Pretreatment serum samples from newly diagnosed NPC patients were analyzed using SELDI-TOF-MS. Differentially expressed proteins between radiosensitive and radioresistant groups were identified using limma. GO and KEGG analyses were performed to explore functional enrichment. Twelve machine-learning algorithms were used to construct predictive models, and the top-performing models were optimized through feature selection. A Random Forest model with seven features was identified as the optimal model. External validation was performed using an independent cohort with ELISA-quantified protein levels. Model performance was assessed using Receiver operating characteristic curve (ROC), calibration analysis, decision curve analysis (DCA), and 10-fold cross-validation.
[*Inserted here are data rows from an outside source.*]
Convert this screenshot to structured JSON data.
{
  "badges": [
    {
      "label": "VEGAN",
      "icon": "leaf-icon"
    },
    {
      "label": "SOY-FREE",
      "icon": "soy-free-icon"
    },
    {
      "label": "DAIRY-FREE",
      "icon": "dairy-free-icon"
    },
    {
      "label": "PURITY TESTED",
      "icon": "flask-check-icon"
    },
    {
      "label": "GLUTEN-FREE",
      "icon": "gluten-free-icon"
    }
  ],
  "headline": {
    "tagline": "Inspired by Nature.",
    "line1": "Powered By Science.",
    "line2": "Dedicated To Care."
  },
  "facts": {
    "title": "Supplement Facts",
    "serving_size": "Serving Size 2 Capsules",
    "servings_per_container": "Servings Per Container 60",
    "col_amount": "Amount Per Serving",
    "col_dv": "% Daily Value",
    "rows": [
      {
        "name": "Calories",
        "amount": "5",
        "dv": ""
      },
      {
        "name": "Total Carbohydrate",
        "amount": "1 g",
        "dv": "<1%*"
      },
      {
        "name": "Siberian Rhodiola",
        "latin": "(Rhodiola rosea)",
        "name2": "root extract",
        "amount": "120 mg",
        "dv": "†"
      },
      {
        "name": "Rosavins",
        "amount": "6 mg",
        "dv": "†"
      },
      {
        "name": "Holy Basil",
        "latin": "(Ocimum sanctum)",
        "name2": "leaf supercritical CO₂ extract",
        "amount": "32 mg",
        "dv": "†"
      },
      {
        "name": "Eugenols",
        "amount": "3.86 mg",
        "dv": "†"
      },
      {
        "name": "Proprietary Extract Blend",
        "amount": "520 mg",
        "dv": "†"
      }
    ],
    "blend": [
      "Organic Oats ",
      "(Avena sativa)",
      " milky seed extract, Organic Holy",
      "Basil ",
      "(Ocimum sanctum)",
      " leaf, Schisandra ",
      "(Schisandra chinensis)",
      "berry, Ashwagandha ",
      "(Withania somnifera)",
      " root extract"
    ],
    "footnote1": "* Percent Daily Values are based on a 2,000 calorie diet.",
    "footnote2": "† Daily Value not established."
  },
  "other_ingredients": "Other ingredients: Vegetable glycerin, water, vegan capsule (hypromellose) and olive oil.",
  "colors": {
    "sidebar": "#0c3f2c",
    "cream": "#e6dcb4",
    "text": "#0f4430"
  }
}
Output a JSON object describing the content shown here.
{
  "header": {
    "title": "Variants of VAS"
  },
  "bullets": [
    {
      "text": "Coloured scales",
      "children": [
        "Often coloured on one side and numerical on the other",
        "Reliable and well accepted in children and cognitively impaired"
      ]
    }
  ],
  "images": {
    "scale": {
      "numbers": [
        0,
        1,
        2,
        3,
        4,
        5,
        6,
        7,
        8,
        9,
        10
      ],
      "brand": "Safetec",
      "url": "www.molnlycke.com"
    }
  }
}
SHapley Additive exPlanations (SHAP) analysis was applied for model interpretability, and the final model was deployed via a ShinyAPP.

Results

A total of 96 differentially expressed proteins were identified, which involved multiple function and signaling pathways. The Random Forest model demonstrated the best predictive performance, achieving an area under the curve (AUC) of 0.963 in the training set and 0.975 in the validation set. Cross-validation yielded an average AUC of 0.965. DCA indicated high clinical utility across a broad threshold range, and calibration curves showed good model agreement. Seven proteins (PLXND1, GSR, PGD, PTPRC, OR2T29, ACTG2, CHAD) were selected as final features. SHAP analysis provided global and individual-level interpretability. A web-based tool was developed to facilitate clinical application.

Conclusion

This study establishes a robust serum proteomics–based machine-learning model capable of accurately predicting radiotherapy sensitivity in NPC. The model offers clinical interpretability and practical implementation, supporting personalized radiotherapy decision-making.